Bu eylemini bilerek, isteyerek AKP’nin ekmeğine yağ sürmek anlamında yapmadığını düşünsem de, o günden bugüne kendi içime sindirmiş değilim. Bu işte es geçilen bir yanlış var...
‘Mızıkçılık yapmak’ deyimi TDK sözlüğünde ‘oyun bozanlık’ olarak açıklansa da "Ayşe ip atlama oynarken hep mızıkçılık yaptı", "Oyunda kazanamayacaklarını anlayınca mızıkçılık yapmaya başladılar." gibi çocuk oyunlarıyla açıkladığı örneklerle temellendirmektedir.
Kavramların, deyimlerin onu kullanan kişinin niyetini aşan içerikler taşıdığını söylememe gerek yok. Ne Türkiye, 31 Mart'ta ülke çapında çocukça bir oyuna girdi, ne de AKP bu yerel yönetim seçimlerinde İstanbul’da kaybeden çocuktu. Tam tersine fazlasıyla palazlanmış bir iktidardı. Tıpkı bıçak gibi sözcükler de suçlarını beraber taşırlar...
Üstelik bu süreçte Kürt kentlerinde kayyımların hiç de çocukça olmayan birçok icraatı ortaya çıkmışken, onların uygulamalarını görmezden gelir gibi AKP’yi mızıkçılık yapmak deyimine sığdırmak doğru mudur?
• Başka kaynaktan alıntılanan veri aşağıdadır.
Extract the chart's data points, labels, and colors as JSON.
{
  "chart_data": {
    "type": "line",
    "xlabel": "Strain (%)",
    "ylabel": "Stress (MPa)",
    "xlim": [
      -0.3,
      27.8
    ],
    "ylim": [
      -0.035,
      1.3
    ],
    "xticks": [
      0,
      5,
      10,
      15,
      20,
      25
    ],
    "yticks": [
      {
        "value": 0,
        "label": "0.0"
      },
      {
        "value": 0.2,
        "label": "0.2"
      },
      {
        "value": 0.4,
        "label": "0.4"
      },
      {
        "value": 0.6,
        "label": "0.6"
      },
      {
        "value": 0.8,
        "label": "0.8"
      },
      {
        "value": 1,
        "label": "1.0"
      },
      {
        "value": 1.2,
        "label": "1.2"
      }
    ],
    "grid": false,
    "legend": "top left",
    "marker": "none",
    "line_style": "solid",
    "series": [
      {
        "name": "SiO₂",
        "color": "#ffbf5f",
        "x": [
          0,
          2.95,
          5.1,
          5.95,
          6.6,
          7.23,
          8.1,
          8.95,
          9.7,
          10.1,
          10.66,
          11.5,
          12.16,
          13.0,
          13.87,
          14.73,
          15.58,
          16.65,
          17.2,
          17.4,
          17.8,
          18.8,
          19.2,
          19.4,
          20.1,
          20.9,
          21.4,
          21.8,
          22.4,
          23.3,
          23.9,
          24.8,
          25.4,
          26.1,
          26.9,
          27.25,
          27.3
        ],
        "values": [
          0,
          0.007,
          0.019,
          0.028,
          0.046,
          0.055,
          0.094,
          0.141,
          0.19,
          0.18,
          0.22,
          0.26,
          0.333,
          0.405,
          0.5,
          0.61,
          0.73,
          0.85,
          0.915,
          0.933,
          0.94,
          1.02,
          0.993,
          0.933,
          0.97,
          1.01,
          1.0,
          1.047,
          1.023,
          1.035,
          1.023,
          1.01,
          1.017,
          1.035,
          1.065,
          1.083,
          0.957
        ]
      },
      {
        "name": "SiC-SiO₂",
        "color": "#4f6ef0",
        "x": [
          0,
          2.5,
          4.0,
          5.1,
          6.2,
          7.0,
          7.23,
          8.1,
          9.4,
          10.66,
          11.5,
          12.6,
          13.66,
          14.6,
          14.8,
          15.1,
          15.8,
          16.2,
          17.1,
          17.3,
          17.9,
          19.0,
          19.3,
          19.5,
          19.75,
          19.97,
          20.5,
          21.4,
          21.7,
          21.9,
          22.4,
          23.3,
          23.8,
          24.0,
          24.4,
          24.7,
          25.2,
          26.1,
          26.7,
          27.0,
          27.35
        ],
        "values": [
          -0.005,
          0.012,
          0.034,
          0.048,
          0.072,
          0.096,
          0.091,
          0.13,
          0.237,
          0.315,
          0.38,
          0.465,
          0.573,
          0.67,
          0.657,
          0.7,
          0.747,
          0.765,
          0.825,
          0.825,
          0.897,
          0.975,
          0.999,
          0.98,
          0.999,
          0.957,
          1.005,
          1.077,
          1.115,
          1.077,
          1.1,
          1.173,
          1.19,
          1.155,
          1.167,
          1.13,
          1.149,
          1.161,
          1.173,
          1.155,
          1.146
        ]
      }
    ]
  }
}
Üstelik tüm bunlar duyulmayacak, görülmeyecek, es geçilecek cinsten de değildi.
Kılıçdaroğlu’nun Ankara Çubuk ilçesinde düzenlenen cenaze töreninde linç girişiminden zar zor kurtulması tam bu döneme denk gelse de, Öztrak’ın söyleminde zerre kadar değişikliğe neden olmamıştı. Kılıçdaroğlu orada tekmelenip tokatlansa, mutlak bir ölümden zor kurtulsa da İBB seçimleriyle ilgili her kamera karşısına geçtiğinde mızıkçılık yapmakla başlıyor, mızıkçılık yapmakla bitiriyordu partisi adına yaptığı açıklamalarını. Halen daha da söyleminde en ufak bir değişiklik yapmamıştır, sanki keyifle yapıyor bunları. Faik Öztrak bütün bunları çocukça bir oyun mu sanıyor yoksa?.. CHP içinde bu konunun farkına varıp da Öztrak’a olumlu anlamda müdahale edecek hiç kimse yok mu?.. İnanmıyorum...
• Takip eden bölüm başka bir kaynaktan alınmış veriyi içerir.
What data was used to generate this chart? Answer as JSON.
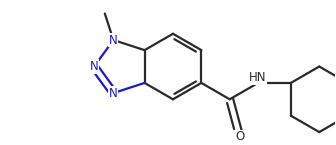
{
  "background_color": "#ffffff",
  "line_color": "#2a2a2a",
  "blue_color": "#1a1acd",
  "line_width": 1.6,
  "figsize": [
    3.36,
    1.45
  ],
  "dpi": 100,
  "xlim": [
    0,
    336
  ],
  "ylim": [
    0,
    145
  ]
}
Bir parti sözcüsü olması, açıklamalarını beraber kaleme alan danışmanlarının olması, milletvekillerinden oluşan yakın mesai arkadaşları düşünüldüğünde bu acemiliği Öztrak’ın kişisel tercihiymiş gibi görmek de doğru olmaz. Doğrusunu isterseniz iktidarı elbirliğiyle masumlaştırdıklarını da düşünmek istemiyorum. Gel de çık bu işin içinden...
*Geçtiğimiz hafta Halfeti’de yapılan işkenceler mızıkçılıkla açıklanabilir mi? Yoksa doğuda başka iktidar batıda başka iktidar mı var, ya da siz öyle mi görüyorsunuz.
*İstanbul il başkanı Canan Kaftancıoğlu hakkında sosyal medya paylaşımları nedeniyle başlatılan soruşturmayı mızıkçılıkla mı açıklayacağız?
*Ekrem İmamoğlu’na yapılan montaj videolar ve ‘esnafı tokatladı’ yalanını mızıkçılık yapmakla açıklamak mümkün mü?
*Bunca yolsuzluk, yoksulluk, taciz-tecavüz, kadın cinayetleri, ölümüne kaçanlar, içeri atılan politikacılar, gazeteciler, yazarlar ve akademisyenlerin olduğu bir ülkede iktidarın yaptıklarını çocukça bir oyunmuş gibi mızıkçılık yapıyorlar diye açıklayabilir miyiz?
Ortadoğu batağına saplanmış, Kürt kentlerinde taş üstünde taş bırakmamış, ekonomiyi dibe çöktürmüş bir iktidara sağcısından solcusuna herkes faşist derken ana muhalefet partisinin sözcüsü olarak ‘mızıkçılık yapıyorlar’ gibi masumlaştırıcı bir ifade kullanmanızın kimseye fayda sağlamayacağı ortadadır. Elbette ki küfredin demiyorum ama yaptıkları ve yaşattıkları üzerinden doğru bir dil kullanarak muhalefet edin. Anlayana sivri sinek saz, anlamayana davul zurna az.